Gorontalo, mimoza.tv – Mulai tanggal 6 Mei 2021 mendatang, Pemerintah Provinsi Gorontalo akan menutup jalan, akses masuk dari dan keluar daerah. Kebijakan itu diambil setelah pemerintah pusat melarang mudik lebaran 2021, yang tujuannya untuk menekan penyebaran Covid-19.
Menurut Funco Tanipu, penutupan perbatasan sebenarnya menjadi semakin tidak relevan karena selama ini, kurang lebih hampir setahun, perbatasan tetap dibuka tanpa pengawasan yang ketat.
“Kalau misalnya dalih untuk menjaga “jangan-jangan” ada pembawa virus yang masuk, lalu bagaimana dengan kebijakan rapid antibody, antigen, swab PCR selama ini? Kenapa hanya pada saat diluar waktu mudik lebaran hal ini dianggap “relevan” dan dibolehkan, lalu saat mudik lebaran ini bukan sebagai alternatif bagi pelaku perjalanan?” ucap Funco dikutip mimoza.tv dari SUARAPEMBAHARU.COM.
Dosen Jurusan Ilmu Sosiologi di Universitas Negeri Gorontalo ini juga mengungkapkan, saat ini pandemi corona di Gorontalo sudah tidak terkendali lagi.
Sebab kata dia, protokol kesehatan sudah tidak diikuti secara serius, apalagi tracing, tracking hingga treatment sudah pada tahap “mana-mana jo”. Apalagi rasio testing tidak memenuhi standar yang dipersyaratkan.
“Apakah menghentikan mobilitas penduduk antar wilayah efektif menghentikan laju penyebaran pandemi? Jelas tidak efektif lagi. Kenapa? Sebab ketika perbatasan Sawesi Utara (Sulut) dan Sulawesi Tengah (Sulteng) ditutup, tapi mobilitas antar penduduk di Gorontalo masih seperti dalam normal, maka menutup perbatasan bukan hal yang relevan,” imbuhnya.

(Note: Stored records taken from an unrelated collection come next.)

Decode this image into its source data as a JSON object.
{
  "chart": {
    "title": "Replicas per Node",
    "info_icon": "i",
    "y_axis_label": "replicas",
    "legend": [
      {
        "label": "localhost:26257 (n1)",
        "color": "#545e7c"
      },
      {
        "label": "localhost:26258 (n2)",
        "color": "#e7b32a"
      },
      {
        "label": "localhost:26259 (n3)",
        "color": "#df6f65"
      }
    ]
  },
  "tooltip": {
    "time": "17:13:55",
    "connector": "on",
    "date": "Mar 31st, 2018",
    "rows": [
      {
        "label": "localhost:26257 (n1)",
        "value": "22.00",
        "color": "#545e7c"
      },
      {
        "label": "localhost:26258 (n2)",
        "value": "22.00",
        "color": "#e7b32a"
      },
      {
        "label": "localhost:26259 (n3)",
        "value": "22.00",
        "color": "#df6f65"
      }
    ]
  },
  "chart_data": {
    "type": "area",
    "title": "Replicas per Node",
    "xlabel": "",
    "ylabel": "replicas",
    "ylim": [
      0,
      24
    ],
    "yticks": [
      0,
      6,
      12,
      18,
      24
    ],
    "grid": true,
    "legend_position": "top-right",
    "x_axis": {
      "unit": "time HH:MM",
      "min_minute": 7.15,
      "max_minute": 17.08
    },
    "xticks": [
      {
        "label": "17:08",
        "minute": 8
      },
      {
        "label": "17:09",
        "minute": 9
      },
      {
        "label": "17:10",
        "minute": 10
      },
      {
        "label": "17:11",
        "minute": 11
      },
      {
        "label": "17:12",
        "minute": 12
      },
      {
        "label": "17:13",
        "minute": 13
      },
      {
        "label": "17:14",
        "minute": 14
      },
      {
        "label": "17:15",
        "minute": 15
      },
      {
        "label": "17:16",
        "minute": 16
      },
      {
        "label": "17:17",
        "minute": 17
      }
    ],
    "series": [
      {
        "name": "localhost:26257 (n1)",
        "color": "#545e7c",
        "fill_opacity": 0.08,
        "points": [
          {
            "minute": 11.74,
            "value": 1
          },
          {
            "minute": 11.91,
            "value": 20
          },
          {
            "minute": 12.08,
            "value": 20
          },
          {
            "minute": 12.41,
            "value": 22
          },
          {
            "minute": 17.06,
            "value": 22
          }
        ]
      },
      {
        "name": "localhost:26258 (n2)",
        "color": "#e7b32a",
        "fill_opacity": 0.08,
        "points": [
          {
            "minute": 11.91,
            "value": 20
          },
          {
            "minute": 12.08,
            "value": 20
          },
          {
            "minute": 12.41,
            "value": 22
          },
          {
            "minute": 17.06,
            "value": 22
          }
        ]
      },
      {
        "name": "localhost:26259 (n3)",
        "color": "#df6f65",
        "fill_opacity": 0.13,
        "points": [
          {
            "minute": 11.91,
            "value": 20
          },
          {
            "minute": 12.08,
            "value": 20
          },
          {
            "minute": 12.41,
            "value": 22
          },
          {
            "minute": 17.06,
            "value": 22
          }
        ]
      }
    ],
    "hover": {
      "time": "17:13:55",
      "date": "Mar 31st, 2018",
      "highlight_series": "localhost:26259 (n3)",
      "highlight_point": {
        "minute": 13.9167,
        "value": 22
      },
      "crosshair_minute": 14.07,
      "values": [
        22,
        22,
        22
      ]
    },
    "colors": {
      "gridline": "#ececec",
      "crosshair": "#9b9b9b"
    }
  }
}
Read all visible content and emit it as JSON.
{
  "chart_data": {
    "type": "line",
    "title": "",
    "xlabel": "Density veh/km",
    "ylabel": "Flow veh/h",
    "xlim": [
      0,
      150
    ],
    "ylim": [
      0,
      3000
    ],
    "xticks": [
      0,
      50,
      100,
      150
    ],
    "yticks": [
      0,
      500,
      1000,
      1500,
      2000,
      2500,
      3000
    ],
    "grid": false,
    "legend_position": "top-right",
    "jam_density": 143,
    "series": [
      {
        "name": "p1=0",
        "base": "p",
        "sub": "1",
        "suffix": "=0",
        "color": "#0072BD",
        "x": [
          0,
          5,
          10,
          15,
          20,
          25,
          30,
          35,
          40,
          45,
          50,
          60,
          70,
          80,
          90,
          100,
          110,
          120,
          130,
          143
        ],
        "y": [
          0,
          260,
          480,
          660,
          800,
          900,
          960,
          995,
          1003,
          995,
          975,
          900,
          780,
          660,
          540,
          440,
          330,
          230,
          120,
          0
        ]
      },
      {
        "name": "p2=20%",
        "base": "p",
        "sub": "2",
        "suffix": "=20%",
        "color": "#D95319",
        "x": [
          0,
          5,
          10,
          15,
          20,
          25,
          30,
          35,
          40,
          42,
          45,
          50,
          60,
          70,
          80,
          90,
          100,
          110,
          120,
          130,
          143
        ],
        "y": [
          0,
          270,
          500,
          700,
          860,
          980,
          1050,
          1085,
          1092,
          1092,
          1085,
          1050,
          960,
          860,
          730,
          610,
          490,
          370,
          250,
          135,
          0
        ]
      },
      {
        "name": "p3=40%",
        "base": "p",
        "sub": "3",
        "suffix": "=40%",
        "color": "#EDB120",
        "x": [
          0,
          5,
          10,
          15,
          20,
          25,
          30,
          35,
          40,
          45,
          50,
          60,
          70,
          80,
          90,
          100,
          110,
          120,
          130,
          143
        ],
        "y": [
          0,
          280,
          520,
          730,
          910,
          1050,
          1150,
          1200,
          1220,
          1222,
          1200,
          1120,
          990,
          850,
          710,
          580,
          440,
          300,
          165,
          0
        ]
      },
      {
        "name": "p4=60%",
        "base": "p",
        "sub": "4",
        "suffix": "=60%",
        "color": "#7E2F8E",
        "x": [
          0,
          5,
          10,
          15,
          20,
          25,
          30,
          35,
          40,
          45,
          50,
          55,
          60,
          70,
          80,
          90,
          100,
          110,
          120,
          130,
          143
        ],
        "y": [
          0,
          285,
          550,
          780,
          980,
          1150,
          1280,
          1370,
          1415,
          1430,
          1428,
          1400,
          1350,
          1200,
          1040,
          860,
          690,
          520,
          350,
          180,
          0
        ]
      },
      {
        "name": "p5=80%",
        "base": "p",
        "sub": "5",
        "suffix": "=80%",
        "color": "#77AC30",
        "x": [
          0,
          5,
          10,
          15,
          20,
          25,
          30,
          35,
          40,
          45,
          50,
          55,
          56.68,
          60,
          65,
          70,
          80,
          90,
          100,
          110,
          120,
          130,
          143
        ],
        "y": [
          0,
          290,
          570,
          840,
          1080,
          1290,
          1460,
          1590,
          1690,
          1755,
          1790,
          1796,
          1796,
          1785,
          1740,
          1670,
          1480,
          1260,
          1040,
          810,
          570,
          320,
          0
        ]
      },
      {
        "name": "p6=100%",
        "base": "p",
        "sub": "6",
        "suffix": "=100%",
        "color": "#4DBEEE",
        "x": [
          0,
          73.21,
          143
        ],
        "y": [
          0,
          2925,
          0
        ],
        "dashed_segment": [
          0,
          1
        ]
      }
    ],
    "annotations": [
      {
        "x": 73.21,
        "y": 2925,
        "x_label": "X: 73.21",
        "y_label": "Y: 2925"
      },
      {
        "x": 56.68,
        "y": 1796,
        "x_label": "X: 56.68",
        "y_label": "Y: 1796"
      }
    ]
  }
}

Dikatakannya juga, otoritas pengambil kebijakan harus bisa memberikan jawaban atas pertanyaan publik. Yaitu warga yang telah melakukan vaksinasi sebanyak dua kali dan patuh pada protokol kesehatan sesuai regulasi. Apakah tetap tidak bisa melakukan mudik atau melintasi perbatasan.
“Otoritas pengambil keputusan menutup perbatasan harus bisa menjawab dan menjelaskan hal ini secara lebih detail. Karena jika tidak ada jawaban yang memuaskan, maka kepercayaan publik pada program vaksinasi akan semakin turun, yang tentunya pasti akan memakan waktu dalam konteks pemulihan,” kata Funco.
Menurut dia, dari sisi kultural, mudik, bagi orang Gorontalo bukanlah soal naik mobil melintasi perbatasan, tapi terkait “mohuwalingo mondo u.moleleyangi” atau pulang untuk menggenapkan kerinduan soal kampung. Ada rentetan silaturahmi, ada cium tangan kepada kedua orang tua yang masih hidup, ada bagi-bagi baju baru bagi keluarga, ada bagi-bagi jakati, ada ziarah kubur dan banyak ragam agenda kultural-agamis yang itu terangkum dalam sepotong waktu mudik.
“Di sisi lain, secara ekonomi akan menjadi suplemen bagi daerah karena pemudik bisa meningkatkan pemasukan,” pungkasnya.(luk)
Artikel ini sebelumya telah tayang di SUARAPEMBAHARU.COM.